The discussions went beyond raising capital and finding a technical cofounder, to include taking care of your health, defying the myth of super-woman, maintaining balanced relationships, defining personal success, and keeping faith to weather the hard days.  Additionally, participants had 2 one-hour mentor sessions with experts in their fields, who offered unparalleled support of our businesses. The cap the night, the networking reception filled with relaxed tones of Beyonce and Marvin Gaye in the background, usher real conversations and set the tone for solidifying real relationships established over the two days.
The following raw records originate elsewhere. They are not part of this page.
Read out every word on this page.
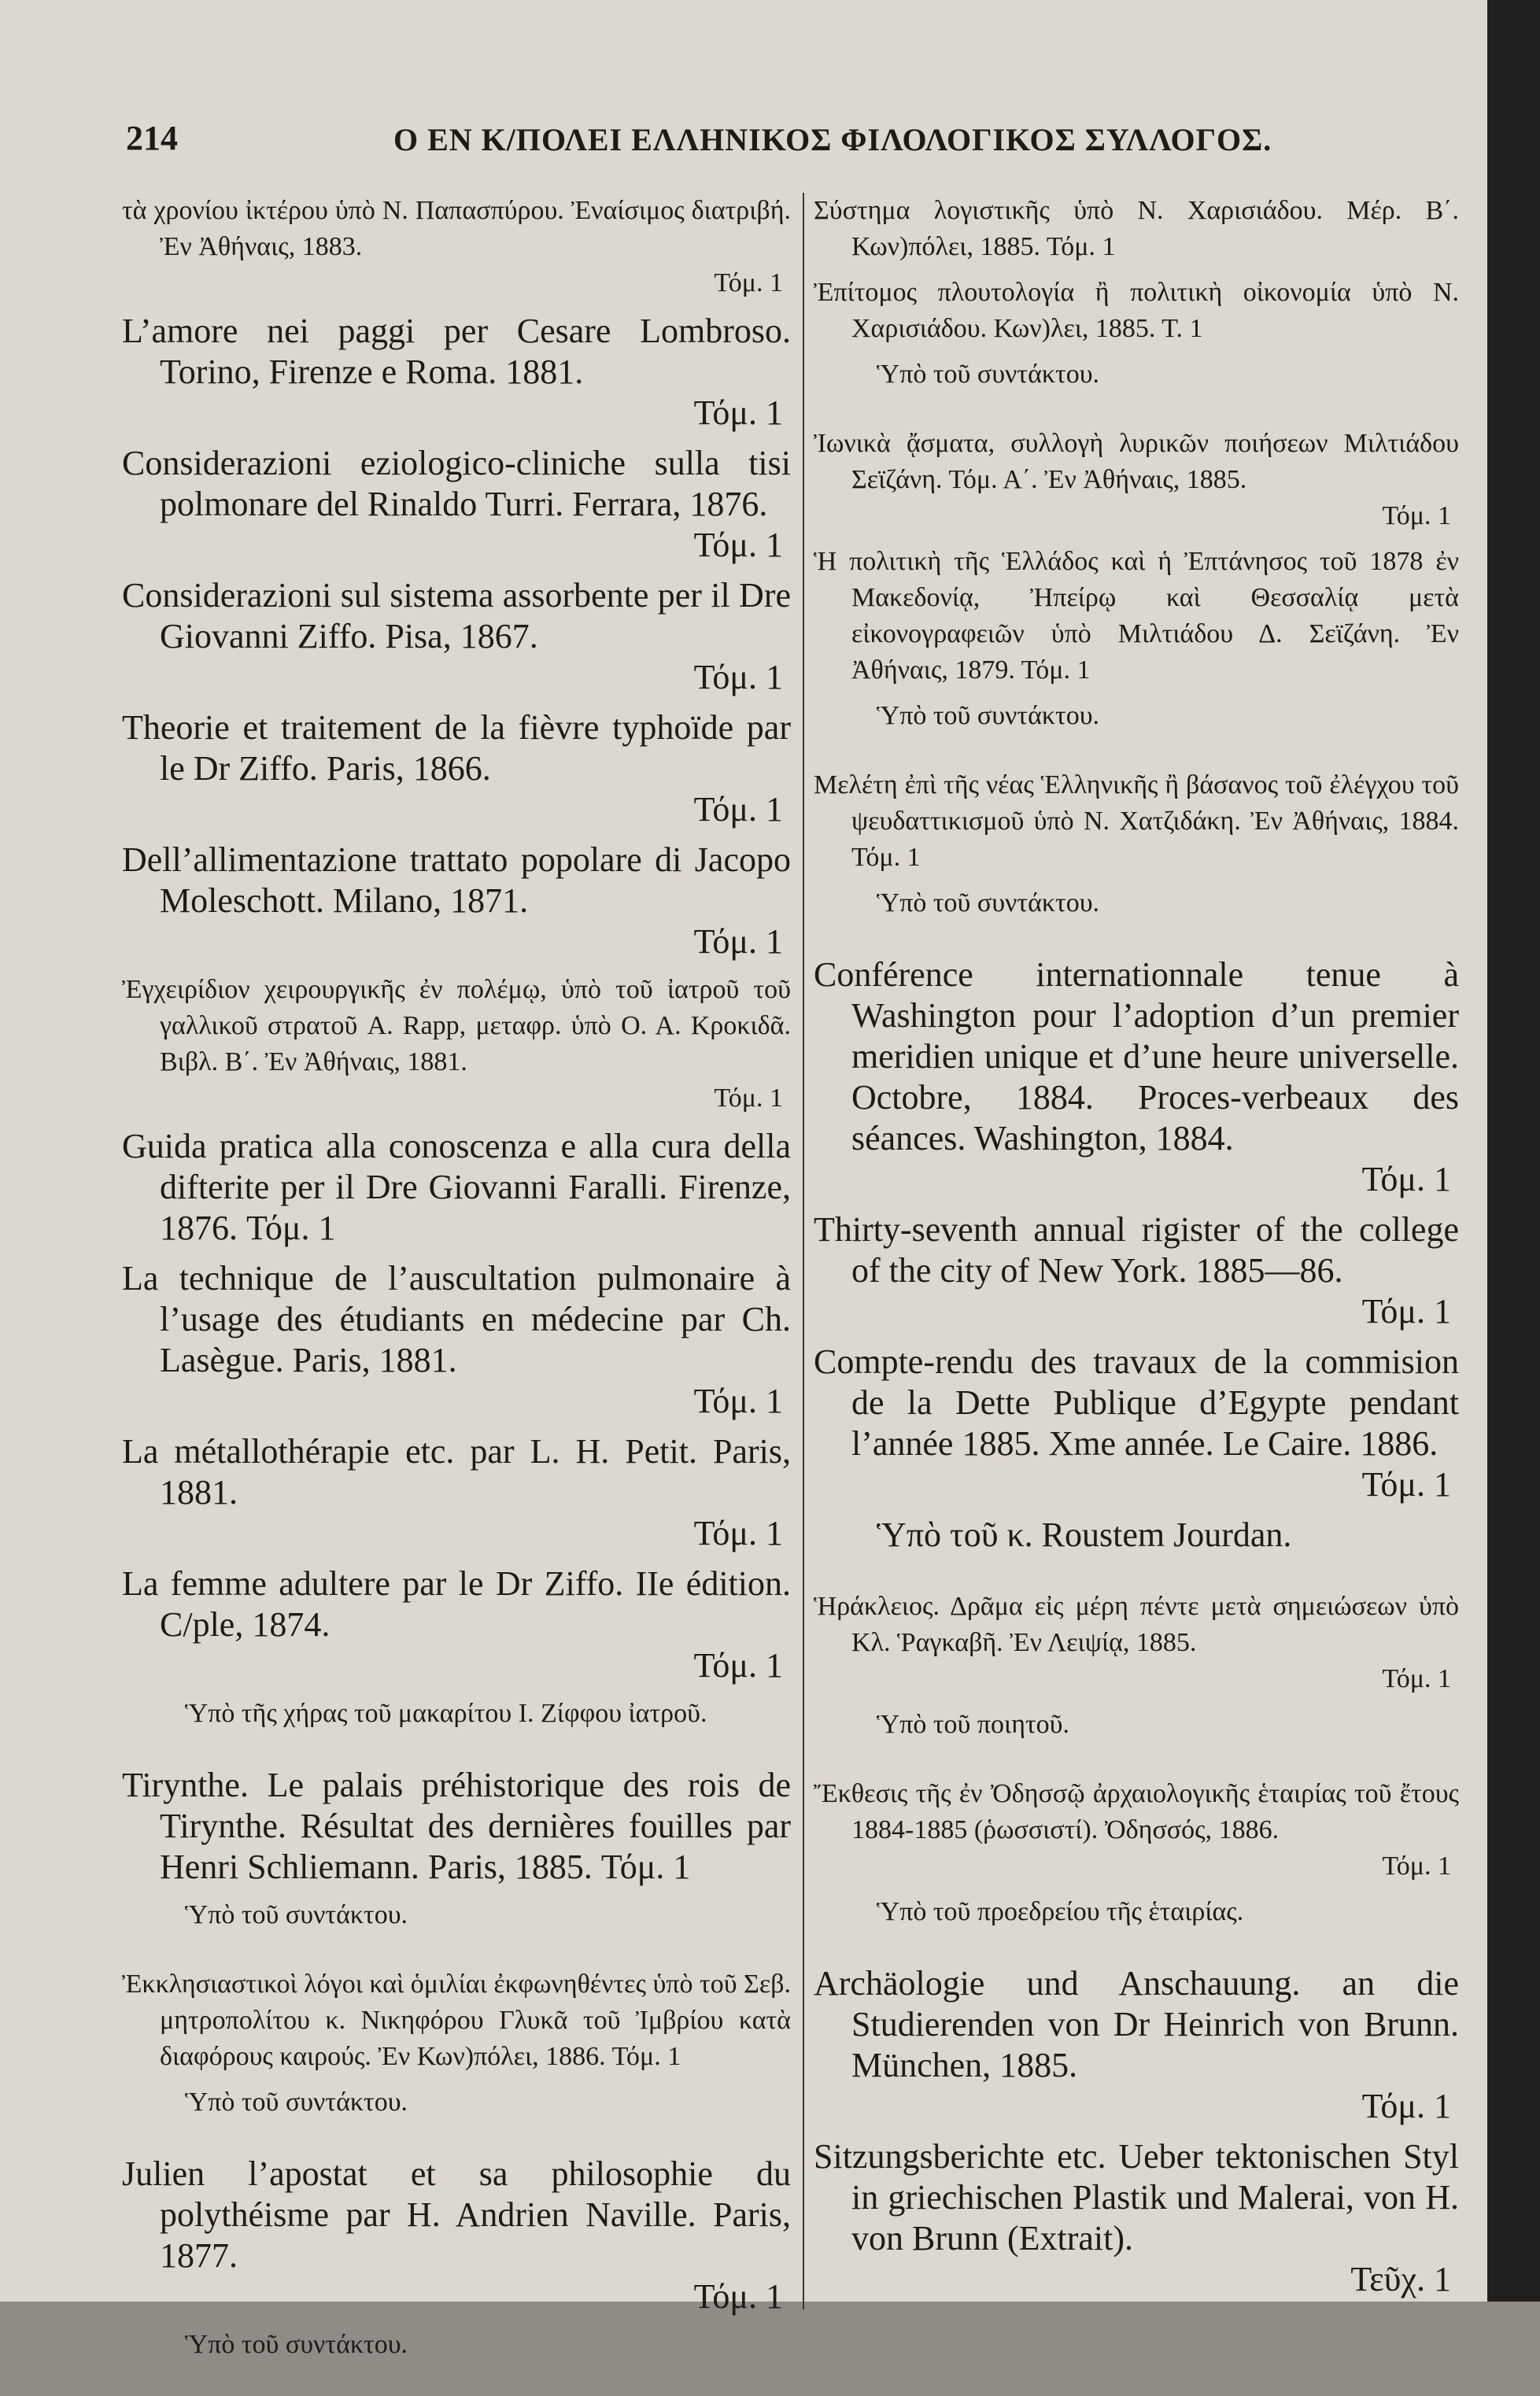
214	Ο ΕΝ Κ/ΠΟΛΕΙ ΕΛΛΗΝΙΚΟΣ ΦΙΛΟΛΟΓΙΚΟΣ ΣΥΛΛΟΓΟΣ.
τὰ χρονίου ἰκτέρου ὑπὸ Ν. Παπασπύρου. Ἐναίσιμος διατριβή. Ἐν Ἀθήναις, 1883.
Τόμ. 1
L’amore nei paggi per Cesare Lombroso. Torino, Firenze e Roma. 1881.
Τόμ. 1
Considerazioni eziologico-cliniche sulla tisi polmonare del Rinaldo Turri. Ferrara, 1876.
Τόμ. 1
Considerazioni sul sistema assorbente per il Dre Giovanni Ziffo. Pisa, 1867.
Τόμ. 1
Theorie et traitement de la fièvre typhoïde par le Dr Ziffo. Paris, 1866.
Τόμ. 1
Dell’allimentazione trattato popolare di Jacopo Moleschott. Milano, 1871.
Τόμ. 1
Ἐγχειρίδιον χειρουργικῆς ἐν πολέμῳ, ὑπὸ τοῦ ἰατροῦ τοῦ γαλλικοῦ στρατοῦ A. Rapp, μεταφρ. ὑπὸ Ο. Α. Κροκιδᾶ. Βιβλ. Β΄. Ἐν Ἀθήναις, 1881.
Τόμ. 1
Guida pratica alla conoscenza e alla cura della difterite per il Dre Giovanni Faralli. Firenze, 1876. Τόμ. 1
La technique de l’auscultation pulmonaire à l’usage des étudiants en médecine par Ch. Lasègue. Paris, 1881.
Τόμ. 1
La métallothérapie etc. par L. H. Petit. Paris, 1881.
Τόμ. 1
La femme adultere par le Dr Ziffo. IIe édition. C/ple, 1874.
Τόμ. 1
Ὑπὸ τῆς χήρας τοῦ μακαρίτου I. Ζίφφου ἰατροῦ.
Tirynthe. Le palais préhistorique des rois de Tirynthe. Résultat des dernières fouilles par Henri Schliemann. Paris, 1885. Τόμ. 1
Ὑπὸ τοῦ συντάκτου.
Ἐκκλησιαστικοὶ λόγοι καὶ ὁμιλίαι ἐκφωνηθέντες ὑπὸ τοῦ Σεβ. μητροπολίτου κ. Νικηφόρου Γλυκᾶ τοῦ Ἰμβρίου κατὰ διαφόρους καιρούς. Ἐν Κων)πόλει, 1886. Τόμ. 1
Ὑπὸ τοῦ συντάκτου.
Julien l’apostat et sa philosophie du polythéisme par H. Andrien Naville. Paris, 1877.
Τόμ. 1
Ὑπὸ τοῦ συντάκτου.
Σύστημα λογιστικῆς ὑπὸ Ν. Χαρισιάδου. Μέρ. Β΄. Κων)πόλει, 1885. Τόμ. 1
Ἐπίτομος πλουτολογία ἢ πολιτικὴ οἰκονομία ὑπὸ Ν. Χαρισιάδου. Κων)λει, 1885. Τ. 1
Ὑπὸ τοῦ συντάκτου.
Ἰωνικὰ ᾄσματα, συλλογὴ λυρικῶν ποιήσεων Μιλτιάδου Σεϊζάνη. Τόμ. Α΄. Ἐν Ἀθήναις, 1885.
Τόμ. 1
Ἡ πολιτικὴ τῆς Ἑλλάδος καὶ ἡ Ἐπτάνησος τοῦ 1878 ἐν Μακεδονίᾳ, Ἠπείρῳ καὶ Θεσσαλίᾳ μετὰ εἰκονογραφειῶν ὑπὸ Μιλτιάδου Δ. Σεϊζάνη. Ἐν Ἀθήναις, 1879. Τόμ. 1
Ὑπὸ τοῦ συντάκτου.
Μελέτη ἐπὶ τῆς νέας Ἑλληνικῆς ἢ βάσανος τοῦ ἐλέγχου τοῦ ψευδαττικισμοῦ ὑπὸ Ν. Χατζιδάκη. Ἐν Ἀθήναις, 1884. Τόμ. 1
Ὑπὸ τοῦ συντάκτου.
Conférence internationnale tenue à Washington pour l’adoption d’un premier meridien unique et d’une heure universelle. Octobre, 1884. Proces-verbeaux des séances. Washington, 1884.
Τόμ. 1
Thirty-seventh annual rigister of the college of the city of New York. 1885—86.
Τόμ. 1
Compte-rendu des travaux de la commision de la Dette Publique d’Egypte pendant l’année 1885. Xme année. Le Caire. 1886.
Τόμ. 1
Ὑπὸ τοῦ κ. Roustem Jourdan.
Ἡράκλειος. Δρᾶμα εἰς μέρη πέντε μετὰ σημειώσεων ὑπὸ Κλ. Ῥαγκαβῆ. Ἐν Λειψίᾳ, 1885.
Τόμ. 1
Ὑπὸ τοῦ ποιητοῦ.
Ἔκθεσις τῆς ἐν Ὀδησσῷ ἀρχαιολογικῆς ἑταιρίας τοῦ ἔτους 1884-1885 (ῥωσσιστί). Ὀδησσός, 1886.
Τόμ. 1
Ὑπὸ τοῦ προεδρείου τῆς ἑταιρίας.
Archäologie und Anschauung. an die Studierenden von Dr Heinrich von Brunn. München, 1885.
Τόμ. 1
Sitzungsberichte etc. Ueber tektonischen Styl in griechischen Plastik und Malerai, von H. von Brunn (Extrait).
Τεῦχ. 1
The icing on the cake of this magical conference was that the Honorable Mayor Corey Booker dropped powerful advice during his keynote speech. I’ve summarized my “Top 10” takeaways below:

10. Access to capital is the biggest barrier affecting black women entrepreneurs.
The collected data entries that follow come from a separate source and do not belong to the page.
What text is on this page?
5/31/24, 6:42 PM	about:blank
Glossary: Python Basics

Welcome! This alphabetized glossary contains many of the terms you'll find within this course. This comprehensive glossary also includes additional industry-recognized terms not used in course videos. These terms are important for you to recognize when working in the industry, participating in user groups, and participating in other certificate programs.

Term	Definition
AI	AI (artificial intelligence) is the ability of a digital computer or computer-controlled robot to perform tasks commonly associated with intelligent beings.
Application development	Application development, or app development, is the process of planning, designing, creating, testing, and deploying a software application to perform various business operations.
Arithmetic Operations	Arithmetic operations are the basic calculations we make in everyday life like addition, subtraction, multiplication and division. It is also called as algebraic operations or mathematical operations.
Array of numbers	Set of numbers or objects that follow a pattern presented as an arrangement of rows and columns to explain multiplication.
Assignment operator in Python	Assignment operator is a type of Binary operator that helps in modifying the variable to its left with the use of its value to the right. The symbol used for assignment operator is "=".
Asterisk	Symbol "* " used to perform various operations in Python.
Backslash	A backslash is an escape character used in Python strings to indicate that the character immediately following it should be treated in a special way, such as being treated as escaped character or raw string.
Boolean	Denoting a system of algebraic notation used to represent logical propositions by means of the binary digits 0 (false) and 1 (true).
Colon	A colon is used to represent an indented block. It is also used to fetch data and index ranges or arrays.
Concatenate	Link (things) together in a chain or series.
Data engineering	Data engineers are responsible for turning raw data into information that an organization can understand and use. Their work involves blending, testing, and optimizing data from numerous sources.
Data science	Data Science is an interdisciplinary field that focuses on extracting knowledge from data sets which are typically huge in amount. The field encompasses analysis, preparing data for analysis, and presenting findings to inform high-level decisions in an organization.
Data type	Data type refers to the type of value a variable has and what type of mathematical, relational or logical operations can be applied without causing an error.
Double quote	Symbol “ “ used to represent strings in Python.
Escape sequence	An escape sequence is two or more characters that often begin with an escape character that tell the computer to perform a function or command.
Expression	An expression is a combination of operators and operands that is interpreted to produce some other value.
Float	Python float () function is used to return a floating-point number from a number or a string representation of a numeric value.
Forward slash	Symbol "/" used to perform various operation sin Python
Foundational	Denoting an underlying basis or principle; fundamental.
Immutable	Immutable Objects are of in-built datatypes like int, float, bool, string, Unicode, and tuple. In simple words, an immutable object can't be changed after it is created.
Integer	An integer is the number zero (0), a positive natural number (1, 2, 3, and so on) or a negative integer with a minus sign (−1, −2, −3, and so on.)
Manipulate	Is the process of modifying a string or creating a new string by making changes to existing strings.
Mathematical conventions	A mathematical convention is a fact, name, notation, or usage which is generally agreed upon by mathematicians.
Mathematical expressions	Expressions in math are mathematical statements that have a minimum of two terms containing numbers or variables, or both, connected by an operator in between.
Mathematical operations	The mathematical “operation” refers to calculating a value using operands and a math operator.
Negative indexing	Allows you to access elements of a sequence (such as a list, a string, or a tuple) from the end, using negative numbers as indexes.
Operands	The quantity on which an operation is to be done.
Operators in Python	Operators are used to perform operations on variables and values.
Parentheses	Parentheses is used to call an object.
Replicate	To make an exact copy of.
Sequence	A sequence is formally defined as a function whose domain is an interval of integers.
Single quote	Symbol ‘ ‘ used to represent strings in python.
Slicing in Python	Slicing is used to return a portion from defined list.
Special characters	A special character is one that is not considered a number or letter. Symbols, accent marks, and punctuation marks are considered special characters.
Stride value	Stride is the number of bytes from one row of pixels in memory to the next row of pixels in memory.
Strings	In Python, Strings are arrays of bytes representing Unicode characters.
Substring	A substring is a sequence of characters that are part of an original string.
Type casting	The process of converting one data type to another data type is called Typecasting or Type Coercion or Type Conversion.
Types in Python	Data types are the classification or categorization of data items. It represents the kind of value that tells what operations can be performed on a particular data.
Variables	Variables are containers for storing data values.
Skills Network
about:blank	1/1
9. Good leaders borrow. Great leaders steal [ideas and best practices].

8. We are all light and energy, and doing things that increase our amount of light will make us all grow; our elders represent light that has stood the test of time – cater to those shining lights.

7. If you want things that people don’t have, you got to do things that other people aren’t willing to do.

6. Find successful people and emulate their actions.

5. Centrality of purpose will keep you focused. 

4. #WayWire is one solution to the dumbing down of our democratic conversation.

3. You learn life’s greatest lessons when you fail greatly.

2. When you don’t have a representation of an entrepreneur that looks like you, you become the entrepreneur that others will look to.

1. I may not be smarter than you, but I will out-work you any day of the week.

The vibe was different. The people were different. Everything about this conference was different. It was the difference that created real opportunity.  At the sold-out and intimate FOCUS100, I believe we stepped closer to closing the opportunity gap. 

At first, I thought about Opportunity Nation and FOCUS100 as two isolated events, each with its own agenda and purpose.  As I dug deeper, I realized, however, that FOCUS100 is the embodiment of closing the opportunity gap in the land of entrepreneurship, and more broadly, in this country, including that for black women entrepreneurs.

I am grateful to be a witness of how #OpportunityNation kisses #FOCUS100, and I love this Smarteys entrepreneurial journey that I’m on.